There's more but I'm tired and want to get to photos. Here is the view from the first floor of the dorm building I'm temporarily lodged at:
Close up of the harbor view:
I'm so glad this dorm is high up and not in the Central area. I spent 2 hours running around the downtown Central/Admiralty areas and was gasping for breath by the end as my lungs were overpowered by the smog.
This didn't come out as well as I wanted it to, but:
It's a terraced cemetery which I thought looked really cool. When I first saw it (the morning after I arrived), it took me a second to figure out what it was. It didn't show up in any of the photos, but there is a hospital to one side of it. I am sure that the patients enjoy the view of the cemetery every bit as much as I do. [Sidenote...cemetAry or cemetEry? Too lazy to spellcheck.] Supposedly this dorm and the surrounding campus buildings were built here because land was cheap. No one wanted to be near the cemetery. There are other burial places on these hills, or at least that's what I think they are. As I was taking the bus back here today, I saw these wonderful stone shrines set into the steep hills. It's amazing because you'd never see such beautiful and culturally rich things as these in a mainland China city.
I LOVE these:
I got addicted to them when I was in China 2 years ago. A kid came into Chinese class at Tsinghua with one and asked if I'd tried them because they were the tastiest thing ever. He was pretty much right.

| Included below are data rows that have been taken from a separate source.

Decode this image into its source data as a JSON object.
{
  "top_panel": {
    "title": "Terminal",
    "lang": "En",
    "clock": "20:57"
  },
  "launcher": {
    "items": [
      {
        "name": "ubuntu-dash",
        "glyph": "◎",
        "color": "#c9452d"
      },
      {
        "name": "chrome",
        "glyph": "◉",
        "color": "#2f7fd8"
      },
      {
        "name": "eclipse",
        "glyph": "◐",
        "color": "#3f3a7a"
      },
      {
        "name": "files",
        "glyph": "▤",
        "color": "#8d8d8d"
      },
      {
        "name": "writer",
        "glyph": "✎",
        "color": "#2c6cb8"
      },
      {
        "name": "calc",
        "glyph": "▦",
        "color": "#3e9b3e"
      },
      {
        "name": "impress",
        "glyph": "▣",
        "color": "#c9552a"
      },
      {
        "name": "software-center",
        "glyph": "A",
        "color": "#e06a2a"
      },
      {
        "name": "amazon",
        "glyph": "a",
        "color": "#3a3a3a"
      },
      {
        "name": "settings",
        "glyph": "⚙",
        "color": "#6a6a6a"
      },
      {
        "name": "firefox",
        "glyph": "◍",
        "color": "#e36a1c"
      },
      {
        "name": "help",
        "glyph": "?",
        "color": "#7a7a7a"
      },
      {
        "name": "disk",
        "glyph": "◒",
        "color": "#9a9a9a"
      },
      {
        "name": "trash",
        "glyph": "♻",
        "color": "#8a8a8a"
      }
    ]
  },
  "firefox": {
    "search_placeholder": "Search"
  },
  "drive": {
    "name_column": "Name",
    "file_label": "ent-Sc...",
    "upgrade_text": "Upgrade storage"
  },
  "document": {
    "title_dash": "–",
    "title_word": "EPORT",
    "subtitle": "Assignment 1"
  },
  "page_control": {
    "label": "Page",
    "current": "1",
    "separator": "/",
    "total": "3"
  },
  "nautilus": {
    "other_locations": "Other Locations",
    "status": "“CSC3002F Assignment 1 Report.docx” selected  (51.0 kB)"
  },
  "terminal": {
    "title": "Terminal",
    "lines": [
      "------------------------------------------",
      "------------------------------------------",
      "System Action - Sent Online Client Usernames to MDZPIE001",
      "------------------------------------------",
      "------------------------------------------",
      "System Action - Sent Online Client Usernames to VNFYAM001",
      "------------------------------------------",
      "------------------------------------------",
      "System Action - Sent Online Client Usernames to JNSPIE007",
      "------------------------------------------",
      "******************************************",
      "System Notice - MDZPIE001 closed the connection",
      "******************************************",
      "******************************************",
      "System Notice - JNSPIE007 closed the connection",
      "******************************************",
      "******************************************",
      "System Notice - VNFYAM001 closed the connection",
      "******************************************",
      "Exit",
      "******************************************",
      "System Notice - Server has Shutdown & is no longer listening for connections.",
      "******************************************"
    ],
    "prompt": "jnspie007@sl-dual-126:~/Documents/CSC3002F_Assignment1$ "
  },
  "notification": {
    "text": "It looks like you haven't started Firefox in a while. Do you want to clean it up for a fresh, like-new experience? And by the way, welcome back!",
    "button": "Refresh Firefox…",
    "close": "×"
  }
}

http://en.wikipedia.org/wiki/Mangosteen They open if you just squeeze them, and look like cloves of garlic inside except without skins and they're squishy and sweet and basically delicious! I had no idea they were called mangosteens until today.
We need more cute, fortified, sugar - not high fructose corn syrup - sweetened fruit drinks in the US. Yes...more cute...we definitely need more cute...
Fingers crossed that I'll find a good apartment in the next few days!